Perdenin Ardındaki Güçlü Sesler: Dem Vokal
Bu müzikal şölenin belki de en anlamlı ve düşündürücü yanı, konserlerin açılışını yapacak olan Dem Vokal topluluğu. Farklı mesleklerden bir araya gelmiş 12 kadından oluşan bu özel koro, Haluk Polat şefliğinde seslendirecekleri Anadolu ezgileriyle sadece kulaklara değil, toplumsal vicdana da seslenmeyi hedefliyor. Kadın hakları konusunda farkındalık yaratma misyonuyla sahneye çıkacak olmaları, etkinliğe bambaşka bir derinlik katıyor.
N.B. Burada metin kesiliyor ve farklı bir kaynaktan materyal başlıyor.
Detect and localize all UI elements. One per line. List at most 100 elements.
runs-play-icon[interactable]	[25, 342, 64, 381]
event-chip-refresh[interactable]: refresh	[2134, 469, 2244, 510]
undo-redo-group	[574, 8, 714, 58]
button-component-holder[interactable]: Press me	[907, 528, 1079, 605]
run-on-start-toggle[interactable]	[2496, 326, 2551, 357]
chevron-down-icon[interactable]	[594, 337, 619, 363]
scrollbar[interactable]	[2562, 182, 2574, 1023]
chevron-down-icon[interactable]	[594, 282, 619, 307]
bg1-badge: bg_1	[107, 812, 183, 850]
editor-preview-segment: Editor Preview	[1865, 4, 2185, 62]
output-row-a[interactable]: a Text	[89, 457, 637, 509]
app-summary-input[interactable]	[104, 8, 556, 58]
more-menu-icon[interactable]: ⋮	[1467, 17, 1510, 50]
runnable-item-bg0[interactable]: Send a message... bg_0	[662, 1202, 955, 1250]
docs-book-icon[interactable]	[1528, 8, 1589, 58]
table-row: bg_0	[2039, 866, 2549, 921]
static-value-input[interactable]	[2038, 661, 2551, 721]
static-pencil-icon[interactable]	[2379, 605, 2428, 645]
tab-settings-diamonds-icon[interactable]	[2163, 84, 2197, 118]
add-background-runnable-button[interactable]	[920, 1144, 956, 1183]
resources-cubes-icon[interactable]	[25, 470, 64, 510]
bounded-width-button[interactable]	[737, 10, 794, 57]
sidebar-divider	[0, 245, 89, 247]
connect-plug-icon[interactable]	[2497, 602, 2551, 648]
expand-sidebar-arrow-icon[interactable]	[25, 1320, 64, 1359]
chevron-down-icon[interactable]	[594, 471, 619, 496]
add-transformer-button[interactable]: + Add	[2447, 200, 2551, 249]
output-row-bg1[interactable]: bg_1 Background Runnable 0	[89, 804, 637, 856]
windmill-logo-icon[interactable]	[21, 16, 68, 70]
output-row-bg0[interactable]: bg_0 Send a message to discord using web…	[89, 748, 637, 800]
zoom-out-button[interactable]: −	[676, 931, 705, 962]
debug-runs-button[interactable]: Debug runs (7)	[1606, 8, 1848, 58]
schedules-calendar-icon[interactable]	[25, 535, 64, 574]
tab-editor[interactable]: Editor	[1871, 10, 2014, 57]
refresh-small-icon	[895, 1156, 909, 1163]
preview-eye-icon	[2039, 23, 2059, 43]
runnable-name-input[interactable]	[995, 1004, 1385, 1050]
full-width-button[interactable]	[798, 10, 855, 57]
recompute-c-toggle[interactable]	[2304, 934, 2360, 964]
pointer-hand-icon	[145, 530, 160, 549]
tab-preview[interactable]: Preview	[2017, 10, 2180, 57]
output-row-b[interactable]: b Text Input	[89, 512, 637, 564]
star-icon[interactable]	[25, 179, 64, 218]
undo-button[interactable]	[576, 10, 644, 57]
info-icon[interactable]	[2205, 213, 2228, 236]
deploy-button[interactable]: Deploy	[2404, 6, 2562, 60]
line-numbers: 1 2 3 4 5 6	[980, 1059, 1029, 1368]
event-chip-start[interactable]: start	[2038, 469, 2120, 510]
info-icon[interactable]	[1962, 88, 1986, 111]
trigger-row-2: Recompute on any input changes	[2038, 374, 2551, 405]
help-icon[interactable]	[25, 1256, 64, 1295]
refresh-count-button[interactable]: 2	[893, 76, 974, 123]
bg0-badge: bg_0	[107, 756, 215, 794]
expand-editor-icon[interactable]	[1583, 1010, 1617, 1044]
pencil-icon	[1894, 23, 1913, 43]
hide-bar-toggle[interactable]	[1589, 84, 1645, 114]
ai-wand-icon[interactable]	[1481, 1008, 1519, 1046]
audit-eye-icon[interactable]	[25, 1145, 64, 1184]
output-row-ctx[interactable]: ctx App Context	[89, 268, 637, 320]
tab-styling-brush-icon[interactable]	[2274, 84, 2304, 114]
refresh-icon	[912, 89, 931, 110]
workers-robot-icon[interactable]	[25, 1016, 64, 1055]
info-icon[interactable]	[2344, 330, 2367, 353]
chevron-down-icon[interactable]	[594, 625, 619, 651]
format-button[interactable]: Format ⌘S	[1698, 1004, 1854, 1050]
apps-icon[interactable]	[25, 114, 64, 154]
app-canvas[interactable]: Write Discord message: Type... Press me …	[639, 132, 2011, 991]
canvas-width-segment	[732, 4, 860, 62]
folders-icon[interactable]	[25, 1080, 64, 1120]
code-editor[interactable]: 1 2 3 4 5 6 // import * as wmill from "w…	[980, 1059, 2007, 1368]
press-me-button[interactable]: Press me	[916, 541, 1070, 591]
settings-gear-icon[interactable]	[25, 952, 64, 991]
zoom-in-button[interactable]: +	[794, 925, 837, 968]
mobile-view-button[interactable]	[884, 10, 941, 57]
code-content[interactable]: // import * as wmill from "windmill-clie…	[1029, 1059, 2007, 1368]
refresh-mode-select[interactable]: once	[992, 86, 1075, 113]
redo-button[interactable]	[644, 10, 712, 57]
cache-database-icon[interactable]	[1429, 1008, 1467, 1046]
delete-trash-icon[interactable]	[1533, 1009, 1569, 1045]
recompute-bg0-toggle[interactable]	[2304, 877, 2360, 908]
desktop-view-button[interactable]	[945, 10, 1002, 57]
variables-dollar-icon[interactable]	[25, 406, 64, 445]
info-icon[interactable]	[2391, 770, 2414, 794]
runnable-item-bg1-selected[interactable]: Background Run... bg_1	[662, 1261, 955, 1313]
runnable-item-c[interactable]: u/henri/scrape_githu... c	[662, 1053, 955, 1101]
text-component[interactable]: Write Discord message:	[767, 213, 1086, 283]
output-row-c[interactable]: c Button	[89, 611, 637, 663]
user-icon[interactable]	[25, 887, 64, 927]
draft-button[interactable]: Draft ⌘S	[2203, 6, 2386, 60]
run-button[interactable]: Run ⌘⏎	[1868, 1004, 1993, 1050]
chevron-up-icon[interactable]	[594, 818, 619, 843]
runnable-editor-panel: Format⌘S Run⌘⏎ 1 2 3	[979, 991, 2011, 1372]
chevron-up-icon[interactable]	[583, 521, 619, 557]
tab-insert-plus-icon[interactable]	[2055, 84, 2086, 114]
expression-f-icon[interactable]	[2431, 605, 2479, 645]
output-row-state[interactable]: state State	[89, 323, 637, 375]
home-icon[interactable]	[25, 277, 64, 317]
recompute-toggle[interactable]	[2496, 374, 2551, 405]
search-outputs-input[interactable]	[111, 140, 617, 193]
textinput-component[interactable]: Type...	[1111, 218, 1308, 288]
Anadolu Rock’ın erkek egemen dünyasına ve o “babaların” şarkılarına geçmeden önce, sahnenin ilk sözünü bugünün kadınlarının kolektif sesiyle söylemesi, incelikle düşünülmüş, güçlü bir jest.
18 Temmuz’da Marmaris’in 6000, 19 Temmuz’da ise Datça’nın 2000 kişilik amfi tiyatroları, sadece bir konsere değil, kültürel bir buluşmaya ev sahipliği yapacak. Bu, bir kuşağın gençlik marşlarını yeni nesillere senfonik bir zarafetle aktarırken, aynı zamanda müziğin birleştirici ve iyileştirici gücüne dair kolektif bir hatırlatma niteliği taşıyor.